Process window and defect monitoring using high-throughput e-beam inspection guided by computational hot spot detection

Abstract

As design rules for leading edge devices have shrunk to 1x nm size and below, device patterns have become sensitive to sub-10nm size defects. Additionally, defectivity and yield are now increasingly dominated by systematic patterning defects. A method for identifying and inspecting these hot spot (HS) locations is necessary for both technology development and High Volume Manufacturing (HVM). In order to achieve sufficient statistical significance across the wafer for a specific product and layer, a guided, high-speed e-beam inspection system is needed to cover a significant amount of high-volume hot spot locations for process window monitoring.
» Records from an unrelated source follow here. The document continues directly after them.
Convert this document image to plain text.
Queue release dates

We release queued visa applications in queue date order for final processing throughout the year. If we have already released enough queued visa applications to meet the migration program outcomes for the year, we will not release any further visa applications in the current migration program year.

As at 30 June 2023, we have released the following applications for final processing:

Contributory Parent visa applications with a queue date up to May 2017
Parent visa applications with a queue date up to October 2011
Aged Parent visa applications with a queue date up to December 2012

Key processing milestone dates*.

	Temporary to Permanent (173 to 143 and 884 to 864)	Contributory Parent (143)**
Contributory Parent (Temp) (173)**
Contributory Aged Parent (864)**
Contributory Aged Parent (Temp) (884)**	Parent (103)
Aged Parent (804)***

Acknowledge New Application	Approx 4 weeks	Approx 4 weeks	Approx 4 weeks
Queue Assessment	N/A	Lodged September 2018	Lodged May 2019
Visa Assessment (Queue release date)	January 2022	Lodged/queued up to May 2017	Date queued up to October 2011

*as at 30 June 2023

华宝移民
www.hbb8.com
In this paper, we explore the capabilities of a novel, highthroughput e-beam hot spot inspection tool, SkyScan TM 5000, on a 10nm back-end-of-line (BEOL) wafer patterned using a triple lithography-etch process. ASML’s high-resolution, design-aware computational hot spot inspection is used to identify relevant hot spot locations, including overlay-sensitive patterns. We guide the e-beam tool to these Points of Interest (POI) and obtain experimental data from inspection of 430k wafer locations. The large amount of data allows detection of wafer-level and intra-field defect signatures for a large number of hot spot patterns.